By Stanley Wabomba
Kerosene users will be the hardest hit in the next Energy Regulatory Commission monthly fuel review that will see the product increase by at least 13 shillings.
This is based on the Finance Bill 2016 that imposed seven shillings and 20 cents excise duty on kerosene in addition to an increase in road maintenance levy by Ksh6.
The finance bill is usually published to clarify on some issues spelt out in the budget.
The Finance Bill 2016 spells out that a number of taxes were to be effected from Thursday last week. Among these is the import duty on kerosene at the rate of seven shillings and 20 cents as well as the road maintenance levy at the rate of 18 shillings per liter of fuel, up from 12 shillings per liter.
Even though the Energy Regulatory Commission did not include these levies in fuel tabulation this month, they are likely to reflect next month.

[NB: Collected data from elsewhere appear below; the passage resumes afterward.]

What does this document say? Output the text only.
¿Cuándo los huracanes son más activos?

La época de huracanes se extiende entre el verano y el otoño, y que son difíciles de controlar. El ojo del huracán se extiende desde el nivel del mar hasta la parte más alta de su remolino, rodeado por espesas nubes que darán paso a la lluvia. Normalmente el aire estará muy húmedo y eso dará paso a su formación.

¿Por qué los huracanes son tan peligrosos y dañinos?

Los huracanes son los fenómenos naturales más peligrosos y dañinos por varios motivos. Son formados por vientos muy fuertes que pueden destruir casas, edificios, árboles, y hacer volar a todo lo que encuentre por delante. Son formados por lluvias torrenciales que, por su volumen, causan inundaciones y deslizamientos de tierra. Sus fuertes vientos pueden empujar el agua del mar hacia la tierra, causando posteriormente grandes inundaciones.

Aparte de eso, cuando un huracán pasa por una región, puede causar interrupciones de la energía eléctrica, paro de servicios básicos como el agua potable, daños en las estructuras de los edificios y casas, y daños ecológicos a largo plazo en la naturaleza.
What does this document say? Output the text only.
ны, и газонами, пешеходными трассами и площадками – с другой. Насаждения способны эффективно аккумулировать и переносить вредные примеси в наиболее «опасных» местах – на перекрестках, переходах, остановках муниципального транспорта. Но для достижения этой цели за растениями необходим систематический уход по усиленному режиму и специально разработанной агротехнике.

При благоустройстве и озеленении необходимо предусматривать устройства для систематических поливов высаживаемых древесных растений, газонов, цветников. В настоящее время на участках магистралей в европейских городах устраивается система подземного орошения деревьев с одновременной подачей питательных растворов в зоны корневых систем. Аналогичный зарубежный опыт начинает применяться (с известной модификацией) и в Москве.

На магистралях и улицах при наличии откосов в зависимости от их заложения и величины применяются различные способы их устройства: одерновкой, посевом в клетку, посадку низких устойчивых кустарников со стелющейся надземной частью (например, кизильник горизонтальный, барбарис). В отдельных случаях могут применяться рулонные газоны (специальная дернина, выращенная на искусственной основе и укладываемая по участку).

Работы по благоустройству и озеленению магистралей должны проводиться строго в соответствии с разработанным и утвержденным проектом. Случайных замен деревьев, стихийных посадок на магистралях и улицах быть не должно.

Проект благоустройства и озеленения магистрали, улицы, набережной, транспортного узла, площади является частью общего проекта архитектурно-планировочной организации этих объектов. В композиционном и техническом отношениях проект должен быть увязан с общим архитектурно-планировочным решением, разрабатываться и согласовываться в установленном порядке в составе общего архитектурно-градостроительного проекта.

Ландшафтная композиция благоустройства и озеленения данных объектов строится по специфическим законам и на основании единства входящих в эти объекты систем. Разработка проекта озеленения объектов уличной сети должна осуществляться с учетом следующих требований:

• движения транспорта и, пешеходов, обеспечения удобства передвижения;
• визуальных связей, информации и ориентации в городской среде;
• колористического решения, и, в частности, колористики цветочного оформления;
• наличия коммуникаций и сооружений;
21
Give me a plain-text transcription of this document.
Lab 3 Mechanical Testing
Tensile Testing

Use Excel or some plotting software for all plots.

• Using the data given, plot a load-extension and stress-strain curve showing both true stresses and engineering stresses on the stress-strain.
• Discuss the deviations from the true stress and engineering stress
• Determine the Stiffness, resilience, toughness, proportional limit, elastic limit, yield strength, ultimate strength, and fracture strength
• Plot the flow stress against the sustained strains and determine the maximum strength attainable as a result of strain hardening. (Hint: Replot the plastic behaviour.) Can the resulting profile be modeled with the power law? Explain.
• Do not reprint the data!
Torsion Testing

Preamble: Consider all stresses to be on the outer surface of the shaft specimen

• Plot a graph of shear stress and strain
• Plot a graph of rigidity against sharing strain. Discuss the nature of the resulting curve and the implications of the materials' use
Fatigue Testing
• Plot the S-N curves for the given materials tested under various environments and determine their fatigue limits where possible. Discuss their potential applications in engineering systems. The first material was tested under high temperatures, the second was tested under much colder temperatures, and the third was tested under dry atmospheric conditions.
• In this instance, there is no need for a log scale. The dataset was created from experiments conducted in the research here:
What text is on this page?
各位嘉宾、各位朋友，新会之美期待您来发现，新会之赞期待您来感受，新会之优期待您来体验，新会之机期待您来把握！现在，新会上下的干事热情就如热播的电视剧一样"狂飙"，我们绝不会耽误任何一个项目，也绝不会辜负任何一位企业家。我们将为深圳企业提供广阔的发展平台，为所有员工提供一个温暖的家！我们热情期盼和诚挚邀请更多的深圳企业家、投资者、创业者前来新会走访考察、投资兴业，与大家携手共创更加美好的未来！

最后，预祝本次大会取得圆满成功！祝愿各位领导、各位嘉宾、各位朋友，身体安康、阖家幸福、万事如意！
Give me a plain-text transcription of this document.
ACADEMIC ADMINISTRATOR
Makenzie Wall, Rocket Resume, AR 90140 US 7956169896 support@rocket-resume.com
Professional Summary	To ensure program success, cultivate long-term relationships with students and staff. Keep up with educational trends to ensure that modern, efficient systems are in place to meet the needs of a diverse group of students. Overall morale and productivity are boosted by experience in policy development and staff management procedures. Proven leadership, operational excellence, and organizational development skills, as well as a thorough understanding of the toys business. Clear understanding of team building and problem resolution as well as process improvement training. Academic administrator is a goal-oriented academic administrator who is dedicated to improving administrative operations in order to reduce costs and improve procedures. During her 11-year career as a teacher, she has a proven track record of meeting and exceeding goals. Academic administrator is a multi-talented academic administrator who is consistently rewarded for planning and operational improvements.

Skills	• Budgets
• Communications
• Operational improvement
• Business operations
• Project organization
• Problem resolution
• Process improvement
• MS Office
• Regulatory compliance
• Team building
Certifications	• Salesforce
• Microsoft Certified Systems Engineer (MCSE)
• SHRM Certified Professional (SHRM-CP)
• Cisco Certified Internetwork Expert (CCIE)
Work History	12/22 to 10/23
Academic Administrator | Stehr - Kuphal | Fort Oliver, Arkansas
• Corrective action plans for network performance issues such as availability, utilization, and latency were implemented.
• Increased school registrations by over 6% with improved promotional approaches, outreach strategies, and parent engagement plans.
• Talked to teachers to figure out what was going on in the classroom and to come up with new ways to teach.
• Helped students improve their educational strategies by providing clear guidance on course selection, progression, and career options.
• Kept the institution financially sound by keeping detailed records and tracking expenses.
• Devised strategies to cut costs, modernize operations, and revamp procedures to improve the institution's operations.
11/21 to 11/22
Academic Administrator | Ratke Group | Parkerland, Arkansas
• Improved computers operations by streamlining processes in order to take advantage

This means kerosene users would be the hardest hit, with the product attracting an additional 13 shillings per liter in import duty and the road maintenance levy.
The finance bill has also reinstated the appointment of withholding VAT agents after it was erroneously deleted under the Tax Procedures Act.
Even though the National Treasury has backdated its effective date to 17th January this year, tax experts feel the implementation date should have been not earlier than 9th of this month.
The finance bill also had good news for you. As a taxpayer, effective January next year, the National Treasury has revised up the annual personal relief from the current 13,944 shillings to 15,360 shillings.
In addition, under the finance bill 2016, the transition period for imposing VAT on petroleum products has been extended by a year.
Previously, petroleum products were to attract VAT effective September this year. The finance bill also had some goodies for those who own rental property.
This is after it set the minimum taxable rent income at 12,000 shillings per month effective from Thursday last week.
Previously all rental income attracted tax.
Products from export processing zones are set to reduce after the government zero rated the tariff on garments and leather footwear from EPZ, up from the previous 25 percent.
On the other hand, duty on mitumba clothes and shoes was doubled to 40 shillings per kilogram.